Yes, a space in a bus/tram/subway is slightly more "expensive" to offer than a space on the curb of the road in dollar figures (though, I would hope everyone pro-transit argues transit is more efficient if we stopped externalizing costs onto other parties).
But the space by the curb has a large, non-monetary opportunity cost. Every space we devote to people storing their private property is space that could have been used for more throughput of vehicles (cagers love this!), or for throughput of bicycles, or for transit right-of-ways or even just an extra transit stop, or just to store snow because my examples are all Canada and sometimes we need a place to keep snow for a few weeks until it melts.

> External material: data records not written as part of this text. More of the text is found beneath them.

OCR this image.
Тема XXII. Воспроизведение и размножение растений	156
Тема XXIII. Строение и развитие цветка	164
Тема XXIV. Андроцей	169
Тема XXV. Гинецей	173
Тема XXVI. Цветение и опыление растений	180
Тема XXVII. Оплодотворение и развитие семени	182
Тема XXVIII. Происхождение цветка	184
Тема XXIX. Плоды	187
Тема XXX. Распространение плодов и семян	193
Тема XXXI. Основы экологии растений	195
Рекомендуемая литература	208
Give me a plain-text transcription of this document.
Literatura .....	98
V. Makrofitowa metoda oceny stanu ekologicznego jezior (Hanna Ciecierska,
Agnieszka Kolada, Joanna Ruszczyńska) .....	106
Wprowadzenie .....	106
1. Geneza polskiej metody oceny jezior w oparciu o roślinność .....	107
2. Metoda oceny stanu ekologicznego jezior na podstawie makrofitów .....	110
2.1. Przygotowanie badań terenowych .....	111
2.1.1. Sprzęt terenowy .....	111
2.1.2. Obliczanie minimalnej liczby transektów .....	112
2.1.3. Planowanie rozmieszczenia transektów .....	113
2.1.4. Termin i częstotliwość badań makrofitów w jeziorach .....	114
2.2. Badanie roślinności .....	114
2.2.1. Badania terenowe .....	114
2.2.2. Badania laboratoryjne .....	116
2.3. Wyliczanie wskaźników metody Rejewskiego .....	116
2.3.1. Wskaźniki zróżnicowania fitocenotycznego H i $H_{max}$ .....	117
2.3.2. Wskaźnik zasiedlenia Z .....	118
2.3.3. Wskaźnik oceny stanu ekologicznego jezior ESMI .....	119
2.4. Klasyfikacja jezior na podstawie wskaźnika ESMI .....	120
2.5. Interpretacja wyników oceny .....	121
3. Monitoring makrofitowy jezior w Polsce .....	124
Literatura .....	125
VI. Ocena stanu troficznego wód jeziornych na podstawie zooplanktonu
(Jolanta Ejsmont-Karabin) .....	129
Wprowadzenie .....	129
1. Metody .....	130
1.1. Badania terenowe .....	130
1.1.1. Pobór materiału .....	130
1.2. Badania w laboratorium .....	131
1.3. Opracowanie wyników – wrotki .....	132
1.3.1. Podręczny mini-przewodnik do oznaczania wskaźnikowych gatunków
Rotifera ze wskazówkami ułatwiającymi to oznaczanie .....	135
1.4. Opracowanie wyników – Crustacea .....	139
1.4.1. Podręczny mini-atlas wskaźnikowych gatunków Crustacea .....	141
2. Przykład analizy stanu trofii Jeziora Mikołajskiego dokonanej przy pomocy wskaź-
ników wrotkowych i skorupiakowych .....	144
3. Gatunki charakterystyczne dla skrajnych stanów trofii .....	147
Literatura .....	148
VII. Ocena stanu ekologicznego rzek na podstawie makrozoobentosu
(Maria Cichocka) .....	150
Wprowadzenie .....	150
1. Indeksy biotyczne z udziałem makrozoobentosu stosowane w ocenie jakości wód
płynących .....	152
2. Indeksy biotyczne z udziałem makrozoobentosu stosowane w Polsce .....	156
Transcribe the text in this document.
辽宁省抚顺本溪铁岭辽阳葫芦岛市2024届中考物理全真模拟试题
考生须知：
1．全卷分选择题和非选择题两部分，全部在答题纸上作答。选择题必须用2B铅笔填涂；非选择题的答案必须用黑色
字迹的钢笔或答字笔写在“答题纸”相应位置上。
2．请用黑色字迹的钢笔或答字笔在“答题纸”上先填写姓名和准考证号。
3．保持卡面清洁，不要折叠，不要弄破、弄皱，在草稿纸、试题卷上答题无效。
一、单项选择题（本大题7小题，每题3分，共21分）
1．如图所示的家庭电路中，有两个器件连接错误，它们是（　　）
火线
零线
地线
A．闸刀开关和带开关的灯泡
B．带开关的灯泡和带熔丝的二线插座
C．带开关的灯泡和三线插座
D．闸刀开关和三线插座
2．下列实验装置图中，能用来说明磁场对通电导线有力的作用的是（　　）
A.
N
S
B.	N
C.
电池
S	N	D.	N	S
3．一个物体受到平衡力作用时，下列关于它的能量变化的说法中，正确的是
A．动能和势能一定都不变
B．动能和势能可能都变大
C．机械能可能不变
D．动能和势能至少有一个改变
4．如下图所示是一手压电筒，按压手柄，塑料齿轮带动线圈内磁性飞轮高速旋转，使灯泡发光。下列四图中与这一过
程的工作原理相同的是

If we value efficient use of our curb space at 3 / 20 the value of our public transit spaces, then why the fuck do we have so bloody much of it?
Anyways, all distractions from what I hoped was the core point of the thread. I want to hear your anec-data! In the spirit of not grifting off other's hard work, here's some more figures:
>New York City, $35/$65 unpaid meter, $100 fare evasion (wow, if we use the 65% that's looking pretty good!)>Paris, France, £35/£50, £50-£180 fare evasion (holy shit, actual parity here if paid on-the-spot)So there's two cities I'll need to look into a bit later and see if there was interesting public debate around those figures. May learn something about advocacy techniques.